From behind the house, the view obscured by white fog

By this time last year we had about 18 inches, not two, of snow!  But I love how sometimes crystals grow on the branches and dried grasses:

Isn't that just spectacular, those shards of gentle ice?

And the pine grew the crystals too

And I’m still obsessed with milkweed pods and Queen Anne’s lace… this shot could so easily be turned into a great graphic design for fabric:

Queen Anne's Lace stalks that didn't get mowed before winter set in

I may have to go try this photo again…. it is a bit hard to see the ice crystals against the background of snow, but I love the crystals and how the dried flower pot makes a cup or nest of snow:

A nest of snow

Here’s to hoping we get at least one good blizzard this winter.  I love staying home, snug and warm, reading and (if the power doesn’t go out) quilting!   Now, to get down to the studio.  Nope, breakfast first, THEN studio!

Still enchanted with the Milkweed pods

Thursday, January 5th, 2012

Late last summer and last fall I took two online classes with Jane LaFazio at Joggles.com.  For one of the lessons, I chose a milkweed pod that I had found by the roadside.

One of the pods releasing its seeds, ready to sketch

My friend Kathy laughed…. I didn’t know what these were, but was enchanted with their prehistoric look–she called them the bane of her gardening existence!   It would appear they are quite common not just in Maine, but I didn’t have a clue (what else is new, right?  Laugh along with me!).  Anyway, that class exercise fed the flames of my passion for these amazing products of nature!

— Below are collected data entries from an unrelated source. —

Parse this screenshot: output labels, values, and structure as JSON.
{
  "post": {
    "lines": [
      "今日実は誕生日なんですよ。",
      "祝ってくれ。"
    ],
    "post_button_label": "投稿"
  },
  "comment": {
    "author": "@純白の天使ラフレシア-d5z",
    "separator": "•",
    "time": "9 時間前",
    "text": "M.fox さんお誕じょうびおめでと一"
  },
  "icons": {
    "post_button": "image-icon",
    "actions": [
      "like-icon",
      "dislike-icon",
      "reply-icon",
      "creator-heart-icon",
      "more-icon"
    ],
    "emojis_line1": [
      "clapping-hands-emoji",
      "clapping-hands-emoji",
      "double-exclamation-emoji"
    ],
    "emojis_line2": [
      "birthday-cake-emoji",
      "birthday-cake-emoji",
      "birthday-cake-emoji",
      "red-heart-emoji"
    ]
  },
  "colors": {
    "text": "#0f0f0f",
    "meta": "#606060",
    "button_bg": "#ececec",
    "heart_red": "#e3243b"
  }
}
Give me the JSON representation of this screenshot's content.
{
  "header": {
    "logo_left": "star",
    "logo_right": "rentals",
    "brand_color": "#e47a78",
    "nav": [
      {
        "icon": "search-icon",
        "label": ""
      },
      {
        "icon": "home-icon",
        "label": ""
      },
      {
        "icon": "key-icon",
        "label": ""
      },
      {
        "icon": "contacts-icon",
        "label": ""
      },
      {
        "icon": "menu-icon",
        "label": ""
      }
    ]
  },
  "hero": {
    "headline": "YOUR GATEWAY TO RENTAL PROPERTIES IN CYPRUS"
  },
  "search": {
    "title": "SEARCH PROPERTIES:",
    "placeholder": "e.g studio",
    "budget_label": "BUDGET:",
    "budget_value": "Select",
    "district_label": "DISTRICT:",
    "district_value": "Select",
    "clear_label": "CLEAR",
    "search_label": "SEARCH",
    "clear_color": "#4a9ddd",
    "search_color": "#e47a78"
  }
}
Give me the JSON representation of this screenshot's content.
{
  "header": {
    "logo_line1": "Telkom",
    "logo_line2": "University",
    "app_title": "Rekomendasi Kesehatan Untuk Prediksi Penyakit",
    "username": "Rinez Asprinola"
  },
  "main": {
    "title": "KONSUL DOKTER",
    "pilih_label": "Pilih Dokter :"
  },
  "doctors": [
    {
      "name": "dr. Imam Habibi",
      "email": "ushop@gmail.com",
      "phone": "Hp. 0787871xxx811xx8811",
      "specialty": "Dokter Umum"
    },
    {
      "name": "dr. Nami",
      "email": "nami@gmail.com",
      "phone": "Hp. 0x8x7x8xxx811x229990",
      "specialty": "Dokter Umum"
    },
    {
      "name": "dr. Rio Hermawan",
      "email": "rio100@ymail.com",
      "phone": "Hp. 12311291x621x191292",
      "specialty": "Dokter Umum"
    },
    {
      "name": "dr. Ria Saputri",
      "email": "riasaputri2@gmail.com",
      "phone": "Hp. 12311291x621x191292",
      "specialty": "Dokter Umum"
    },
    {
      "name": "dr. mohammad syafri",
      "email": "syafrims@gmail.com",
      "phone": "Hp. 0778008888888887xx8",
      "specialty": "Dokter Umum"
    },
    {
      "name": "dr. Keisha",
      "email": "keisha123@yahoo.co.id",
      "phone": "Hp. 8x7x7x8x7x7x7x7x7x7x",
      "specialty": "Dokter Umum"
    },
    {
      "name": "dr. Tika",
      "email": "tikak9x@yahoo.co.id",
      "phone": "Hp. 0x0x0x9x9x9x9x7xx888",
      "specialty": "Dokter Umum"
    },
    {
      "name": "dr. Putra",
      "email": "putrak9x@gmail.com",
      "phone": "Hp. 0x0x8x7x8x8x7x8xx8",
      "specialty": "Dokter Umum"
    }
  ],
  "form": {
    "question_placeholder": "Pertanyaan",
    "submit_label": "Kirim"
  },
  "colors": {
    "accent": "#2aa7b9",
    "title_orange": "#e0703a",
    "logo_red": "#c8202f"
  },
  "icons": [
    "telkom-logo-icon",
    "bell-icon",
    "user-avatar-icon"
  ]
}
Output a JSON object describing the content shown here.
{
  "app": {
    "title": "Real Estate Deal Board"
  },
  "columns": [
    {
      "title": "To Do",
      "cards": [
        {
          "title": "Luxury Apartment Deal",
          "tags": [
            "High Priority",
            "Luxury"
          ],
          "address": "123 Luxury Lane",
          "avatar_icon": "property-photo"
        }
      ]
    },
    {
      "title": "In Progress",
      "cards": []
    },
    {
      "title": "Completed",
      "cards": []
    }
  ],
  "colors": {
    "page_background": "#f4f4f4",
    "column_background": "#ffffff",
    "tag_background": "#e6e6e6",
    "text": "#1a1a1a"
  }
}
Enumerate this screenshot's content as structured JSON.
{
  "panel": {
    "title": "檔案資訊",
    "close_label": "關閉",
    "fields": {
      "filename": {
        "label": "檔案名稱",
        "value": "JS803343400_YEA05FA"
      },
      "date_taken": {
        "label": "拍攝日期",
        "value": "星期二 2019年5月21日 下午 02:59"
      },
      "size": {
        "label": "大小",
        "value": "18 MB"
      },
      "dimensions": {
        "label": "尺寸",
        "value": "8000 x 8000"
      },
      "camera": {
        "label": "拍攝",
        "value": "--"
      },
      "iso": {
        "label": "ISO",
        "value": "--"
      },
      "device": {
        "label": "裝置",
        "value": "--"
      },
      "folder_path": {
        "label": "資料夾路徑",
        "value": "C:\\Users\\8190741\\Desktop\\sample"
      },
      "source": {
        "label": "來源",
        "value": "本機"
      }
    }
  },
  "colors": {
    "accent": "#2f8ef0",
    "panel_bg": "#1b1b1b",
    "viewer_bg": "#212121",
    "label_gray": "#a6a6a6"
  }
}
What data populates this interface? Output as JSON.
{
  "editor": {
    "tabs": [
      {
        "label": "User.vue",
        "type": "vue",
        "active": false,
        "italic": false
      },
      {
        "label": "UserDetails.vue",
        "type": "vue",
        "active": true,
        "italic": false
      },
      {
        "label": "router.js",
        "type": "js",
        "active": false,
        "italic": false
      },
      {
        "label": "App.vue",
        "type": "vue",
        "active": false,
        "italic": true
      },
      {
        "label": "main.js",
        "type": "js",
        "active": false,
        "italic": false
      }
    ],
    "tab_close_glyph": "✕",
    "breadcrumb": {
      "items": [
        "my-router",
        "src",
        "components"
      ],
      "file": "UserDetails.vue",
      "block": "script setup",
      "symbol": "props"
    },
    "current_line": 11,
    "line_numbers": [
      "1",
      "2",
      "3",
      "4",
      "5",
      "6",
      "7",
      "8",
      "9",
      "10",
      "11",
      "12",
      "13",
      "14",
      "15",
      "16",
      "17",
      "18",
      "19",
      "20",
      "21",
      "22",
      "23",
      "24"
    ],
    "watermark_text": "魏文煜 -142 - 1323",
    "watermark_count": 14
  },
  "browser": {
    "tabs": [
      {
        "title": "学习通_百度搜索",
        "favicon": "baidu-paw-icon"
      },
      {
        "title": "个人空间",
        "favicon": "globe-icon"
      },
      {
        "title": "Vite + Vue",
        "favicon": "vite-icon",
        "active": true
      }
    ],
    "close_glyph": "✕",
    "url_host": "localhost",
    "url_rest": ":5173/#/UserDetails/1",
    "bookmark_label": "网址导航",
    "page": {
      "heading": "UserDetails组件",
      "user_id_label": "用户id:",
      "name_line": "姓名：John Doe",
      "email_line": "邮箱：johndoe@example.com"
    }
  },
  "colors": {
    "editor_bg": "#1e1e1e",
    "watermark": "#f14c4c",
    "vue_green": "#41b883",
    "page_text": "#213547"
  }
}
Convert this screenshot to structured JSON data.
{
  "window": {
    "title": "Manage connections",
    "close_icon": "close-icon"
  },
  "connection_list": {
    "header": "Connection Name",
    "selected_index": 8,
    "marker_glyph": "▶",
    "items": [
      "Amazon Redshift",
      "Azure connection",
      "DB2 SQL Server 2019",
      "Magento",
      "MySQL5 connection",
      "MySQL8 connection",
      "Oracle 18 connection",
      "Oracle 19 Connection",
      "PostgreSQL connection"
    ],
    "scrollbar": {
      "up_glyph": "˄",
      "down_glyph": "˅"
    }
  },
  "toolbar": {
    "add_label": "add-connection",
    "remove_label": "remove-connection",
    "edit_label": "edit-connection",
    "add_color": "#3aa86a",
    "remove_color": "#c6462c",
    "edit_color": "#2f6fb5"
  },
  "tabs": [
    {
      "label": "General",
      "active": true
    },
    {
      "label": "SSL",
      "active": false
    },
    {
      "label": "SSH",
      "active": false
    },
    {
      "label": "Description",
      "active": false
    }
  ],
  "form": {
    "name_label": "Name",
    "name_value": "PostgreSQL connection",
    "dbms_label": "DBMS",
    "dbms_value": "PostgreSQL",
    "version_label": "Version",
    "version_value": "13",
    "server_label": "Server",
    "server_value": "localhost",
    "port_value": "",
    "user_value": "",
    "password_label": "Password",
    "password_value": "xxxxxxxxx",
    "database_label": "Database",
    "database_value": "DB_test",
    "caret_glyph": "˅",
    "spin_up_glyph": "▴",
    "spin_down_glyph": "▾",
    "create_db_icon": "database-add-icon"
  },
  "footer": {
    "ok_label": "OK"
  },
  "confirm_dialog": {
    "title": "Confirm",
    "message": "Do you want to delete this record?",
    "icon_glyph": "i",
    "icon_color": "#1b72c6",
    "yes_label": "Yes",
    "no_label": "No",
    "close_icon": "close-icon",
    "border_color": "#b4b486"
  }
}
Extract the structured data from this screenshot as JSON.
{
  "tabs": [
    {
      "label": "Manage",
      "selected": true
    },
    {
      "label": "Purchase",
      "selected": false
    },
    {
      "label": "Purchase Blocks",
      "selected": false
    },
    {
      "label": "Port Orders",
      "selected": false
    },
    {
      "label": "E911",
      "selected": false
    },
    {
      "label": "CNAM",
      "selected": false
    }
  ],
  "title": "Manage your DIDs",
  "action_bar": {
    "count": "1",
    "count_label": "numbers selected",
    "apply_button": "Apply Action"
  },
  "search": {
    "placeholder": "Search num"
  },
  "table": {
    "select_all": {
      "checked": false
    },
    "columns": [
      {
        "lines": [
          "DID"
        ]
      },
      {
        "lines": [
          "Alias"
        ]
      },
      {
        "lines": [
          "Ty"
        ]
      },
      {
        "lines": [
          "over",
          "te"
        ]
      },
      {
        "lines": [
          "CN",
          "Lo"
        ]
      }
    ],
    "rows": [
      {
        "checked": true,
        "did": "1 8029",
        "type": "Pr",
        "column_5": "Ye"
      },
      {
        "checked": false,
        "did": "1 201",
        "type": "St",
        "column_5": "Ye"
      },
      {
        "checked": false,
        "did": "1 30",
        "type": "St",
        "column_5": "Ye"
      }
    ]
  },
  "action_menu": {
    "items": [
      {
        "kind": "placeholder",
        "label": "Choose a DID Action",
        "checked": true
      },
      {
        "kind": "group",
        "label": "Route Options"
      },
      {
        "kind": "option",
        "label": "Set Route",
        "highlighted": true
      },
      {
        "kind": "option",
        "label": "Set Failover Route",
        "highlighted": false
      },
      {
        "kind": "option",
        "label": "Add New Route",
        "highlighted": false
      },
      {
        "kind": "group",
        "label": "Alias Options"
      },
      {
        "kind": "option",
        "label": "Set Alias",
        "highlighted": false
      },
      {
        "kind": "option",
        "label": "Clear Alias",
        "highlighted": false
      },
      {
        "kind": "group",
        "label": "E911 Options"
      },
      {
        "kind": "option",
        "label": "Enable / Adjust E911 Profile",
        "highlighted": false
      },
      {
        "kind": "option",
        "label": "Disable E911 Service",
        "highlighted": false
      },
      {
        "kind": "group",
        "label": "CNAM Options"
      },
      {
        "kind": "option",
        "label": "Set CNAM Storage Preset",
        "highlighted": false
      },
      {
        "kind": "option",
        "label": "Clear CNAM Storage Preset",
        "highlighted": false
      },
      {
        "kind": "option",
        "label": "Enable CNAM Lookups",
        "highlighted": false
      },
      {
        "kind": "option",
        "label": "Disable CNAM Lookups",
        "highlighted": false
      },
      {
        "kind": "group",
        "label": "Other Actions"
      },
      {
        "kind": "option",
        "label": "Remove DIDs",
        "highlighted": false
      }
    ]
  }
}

I swear they look as if they belong in the Cretaceous with the dinosaurs!

After looking closely at the silks/seeds I realized that something I had glued into my sketchbook in Fall 2010 before at a soccer practice–a wisp found in the grass–was in fact one of the seeds and silks!  Then when popping in at my friend Kate’s house, I found a lovely huge stand and twisted off a bunch of the stems to take home.  The ones with fewer silks are now in a vase as a dried arrangement in my studio (I told you I’m besotted!), the others were for sketching.  There is ABSOLUTELY a quilt, if not several, in these things!

So for the end of 2011 and the start of 2012 I decided I needed to sketch the ones with the silks–which had been fluffing the kitchen for far too long.

My first sketch... just the line drawing for now, no color until I make photocopies to use to make some screens. These are drawn on 9x12 paper, so larger than life-size.

The pods outlined

I had this bright idea to do the drawing in two phases:  the pods on the page, the seeds and silks on an overlay, so that I could make two screens (without having to re-draw them!):  one of the pods, on for just the silks, then I could screenprint with two colors.  Well…despite the cover of the package of Vellum saying it was suitable for ink, pencil, paint, etc., my *permanent* Pitt India-Ink/waterproof pen SMEARS.  Grumble.  Will have to muck around –maybe a Sharpie won’t smear?  And I’ve waited 36+ hours and the ink still smears.  If I try to erase the pencil guidelines, it takes the ink and smears it all over.  Bleah. Good idea, materials need refining. Ahem.

The pods, with the seeds/silks on a vellum overlay

And here is just the overlay:

Just the seeds/silks thingies on the vellum...lovely eh?

Another pod...yes, I am obsessed

And yet another that shows how the seeds cluster inside the pod. Mother Nature is really so clever...these little puffs float on the lightest whiff of air and then cling with the silky tentacles--to EVERYthing in the kitchen!

I can totally see making some screens, with the drawings in different sizes, to do some printing on cloth as well as rendering these in fused applique…. now, I just need to make the quilt for the Dinner@8 challenge for this year (a juried invitational quilt exhibit…see here for more info on past exhibits), then I’ll dive into this one!  It feels so good to be energized and excited about making art!  It has been a rough several years, and I think we really are moving into a less drama-filled life…this is GOOD!